Dies alles wurde mit außergewöhnlicher und immer anwachsender Hast gesprochen, doch der Husten unterbrach mit einemmal den Redefluß Katerina Iwanownas. In diesem Augenblick kam der Sterbende zu sich und stöhnte auf, und sie lief zu ihm hin. Der Kranke öffnete die Augen und fing an, ohne jemand zu erkennen und ohne etwas zu verstehen, den über ihn gebeugten Raskolnikow zu betrachten. Er atmete schwer, tief und langsam; an den Mundwinkeln zeigte sich Blut; Schweiß war ihm in die Stirne getreten. Er erkannte Raskolnikow nicht und fing an, unruhig um sich zu blicken. Katerina Iwanowna sah ihn traurig, doch streng an, während aus ihren Augen die Tränen liefen.

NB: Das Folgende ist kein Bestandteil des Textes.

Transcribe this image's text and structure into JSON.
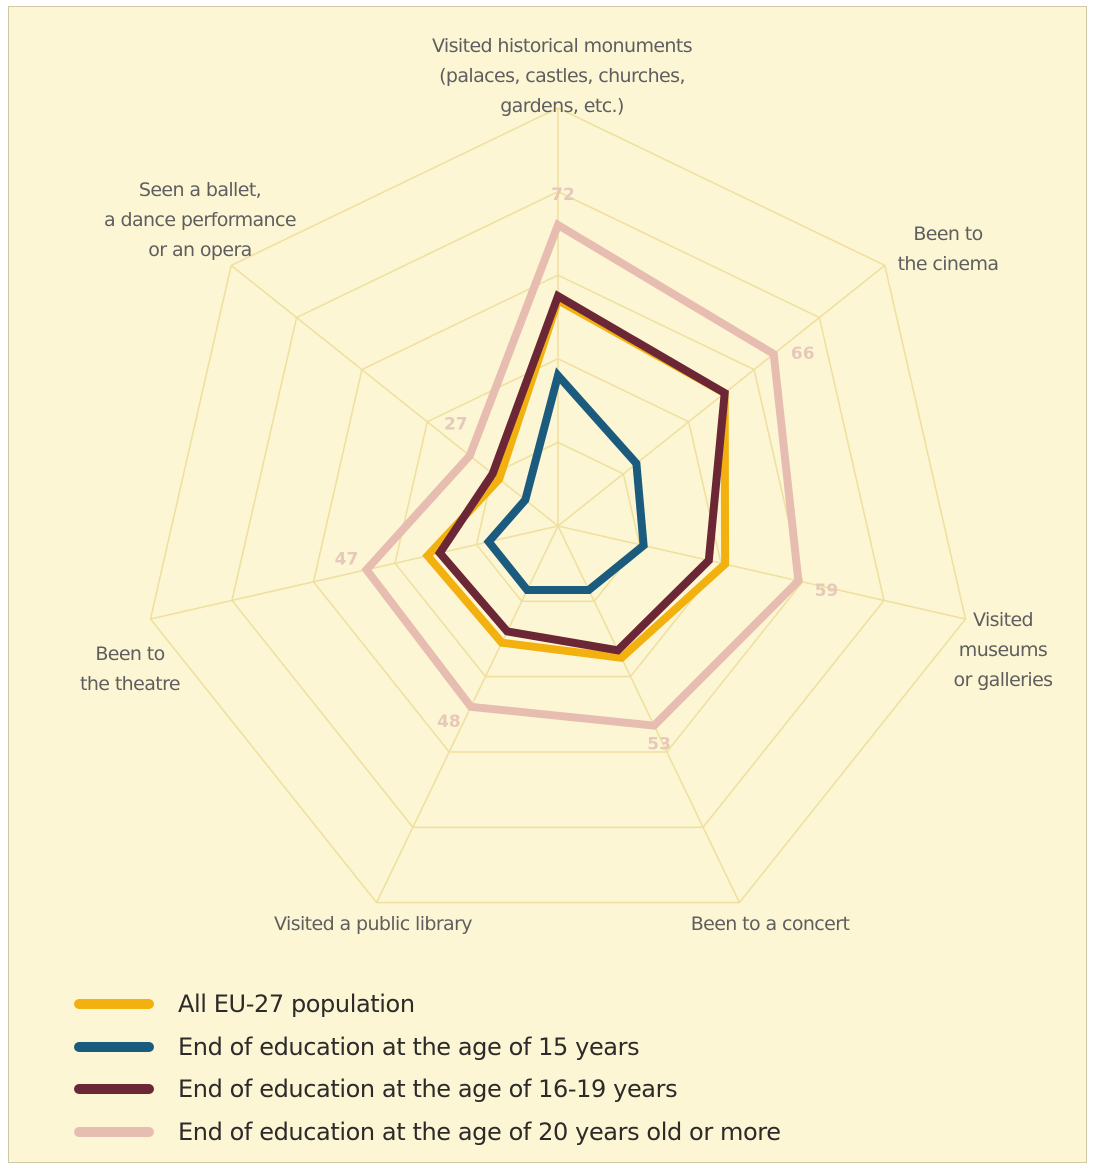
{
  "chart_data": {
    "type": "radar",
    "title": "",
    "axes": [
      {
        "label": [
          "Visited historical monuments",
          "(palaces, castles, churches,",
          "gardens, etc.)"
        ]
      },
      {
        "label": [
          "Been to",
          "the cinema"
        ]
      },
      {
        "label": [
          "Visited",
          "museums",
          "or galleries"
        ]
      },
      {
        "label": [
          "Been to a concert"
        ]
      },
      {
        "label": [
          "Visited a public library"
        ]
      },
      {
        "label": [
          "Been to",
          "the theatre"
        ]
      },
      {
        "label": [
          "Seen a ballet,",
          "a dance performance",
          "or an opera"
        ]
      }
    ],
    "rmax": 100,
    "gridlines": [
      20,
      40,
      60,
      80,
      100
    ],
    "series": [
      {
        "name": "All EU-27 population",
        "color": "#f3b10f",
        "values": [
          54,
          51,
          41,
          35,
          31,
          32,
          18
        ]
      },
      {
        "name": "End of education at the age of 15 years",
        "color": "#1a5b7e",
        "values": [
          36,
          24,
          21,
          17,
          17,
          17,
          10
        ]
      },
      {
        "name": "End of education at the age of 16-19 years",
        "color": "#6b2735",
        "values": [
          55,
          51,
          37,
          33,
          28,
          29,
          20
        ]
      },
      {
        "name": "End of education at the age of 20 years old or more",
        "color": "#e6bdb0",
        "values": [
          72,
          66,
          59,
          53,
          48,
          47,
          27
        ]
      }
    ],
    "value_labels": {
      "series_index": 3,
      "values": [
        "72",
        "66",
        "59",
        "53",
        "48",
        "47",
        "27"
      ]
    },
    "legend": "bottom"
  }
}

»Mein Gott! Seine ganze Brust ist ja eingedrückt! Das viele Blut, das Blut!« rief sie verzweifelt. »Man muß ihm die Kleider ausziehen! Dreh dich etwas um, Ssemjon Sacharowitsch, wenn du kannst!« rief sie ihm zu.

Marmeladow erkannte sie.

»Einen Geistlichen!« sagte er mit heiserer Stimme.